Closed Mryangkaitong closed 1 year ago
Yes, we use the raw logits, we found that usually works better than e.g. softmax normalized outputs. And you get one reward per sequence from the classifier model so no need to aggregate them. In theory you could pass a reward per token but this is not implemented at the moment.
Thank you very much, I have another question, that is, the model I want to train with ppo is AutoModelForSeq2SeqLM, just refer to here(https://github.com/lvwerra/trl/blob/main/examples/sentiment/scripts/gpt2-sentiment.py#L104) and change it to
from transformers import AutoModelForSeq2SeqLM model = AutoModelForSeq2SeqLM.from_pretrained(config.model_name, trust_remote_code=True) ref_model = AutoModelForSeq2SeqLM.from_pretrained(config.model_name, trust_remote_code=True)

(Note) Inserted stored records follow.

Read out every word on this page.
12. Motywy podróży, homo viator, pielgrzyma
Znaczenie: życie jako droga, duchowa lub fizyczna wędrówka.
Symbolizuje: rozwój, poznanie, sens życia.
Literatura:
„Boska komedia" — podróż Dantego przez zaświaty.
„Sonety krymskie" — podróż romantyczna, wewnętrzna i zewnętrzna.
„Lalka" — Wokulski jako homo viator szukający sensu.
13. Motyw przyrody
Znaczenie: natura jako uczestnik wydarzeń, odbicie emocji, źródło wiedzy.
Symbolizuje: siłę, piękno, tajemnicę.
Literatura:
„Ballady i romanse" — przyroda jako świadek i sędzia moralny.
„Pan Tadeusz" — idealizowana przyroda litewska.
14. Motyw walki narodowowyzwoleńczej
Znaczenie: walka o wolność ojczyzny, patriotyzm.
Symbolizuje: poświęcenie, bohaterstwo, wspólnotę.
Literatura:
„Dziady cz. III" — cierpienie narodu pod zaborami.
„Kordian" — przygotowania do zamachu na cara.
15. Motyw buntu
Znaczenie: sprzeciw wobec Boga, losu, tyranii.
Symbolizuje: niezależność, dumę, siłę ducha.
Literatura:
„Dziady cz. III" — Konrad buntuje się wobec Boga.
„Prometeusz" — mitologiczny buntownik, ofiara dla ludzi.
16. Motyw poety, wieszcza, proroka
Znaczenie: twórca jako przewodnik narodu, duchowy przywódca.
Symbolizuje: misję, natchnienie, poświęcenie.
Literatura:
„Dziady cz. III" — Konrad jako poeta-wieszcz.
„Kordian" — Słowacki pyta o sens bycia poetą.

The model can be loaded successfully
But when running to line 113, an error is reported (https://github.com/lvwerra/trl/blob/main/examples/sentiment/scripts/gpt2-sentiment.py#L113), the following error:
alueError: model must be a PreTrainedModelWrapper, got <class 'transformers_modules.local.modeling_glm.GLMForConditionalGeneration'> - supported architectures are: (<class 'trl.models.modeling_value_head.AutoModelForCausalLMWithValueHead'>, <class 'trl.models.modeling_value_head.AutoModelForSeq2SeqLMWithValueHead'>)
when i use
from trl import AutoModelForSeq2SeqLMWithValueHead model = AutoModelForSeq2SeqLMWithValueHead.from_pretrained(config.model_name, trust_remote_code=True)
But get the following error:
File "/root/anaconda3/envs/RLHF/lib/python3.8/site-packages/trl/models/modeling_base.py", line 81, in from_pretrained pretrained_model = cls.transformers_parent_class.from_pretrained( File "/root/anaconda3/envs/RLHF/lib/python3.8/site-packages/transformers/models/auto/auto_factory.py", line 434, in from_pretrained config, kwargs = AutoConfig.from_pretrained( File "/root/anaconda3/envs/RLHF/lib/python3.8/site-packages/transformers/models/auto/configuration_auto.py", line 855, in from_pretrained raise ValueError( ValueError: Loading /search/PPO/glm_0.3 requires you to execute the configuration file in that repo on your local machine. Make sure you have read the code there to avoid malicious use, then set the option trust_remote_code=True to remove this error.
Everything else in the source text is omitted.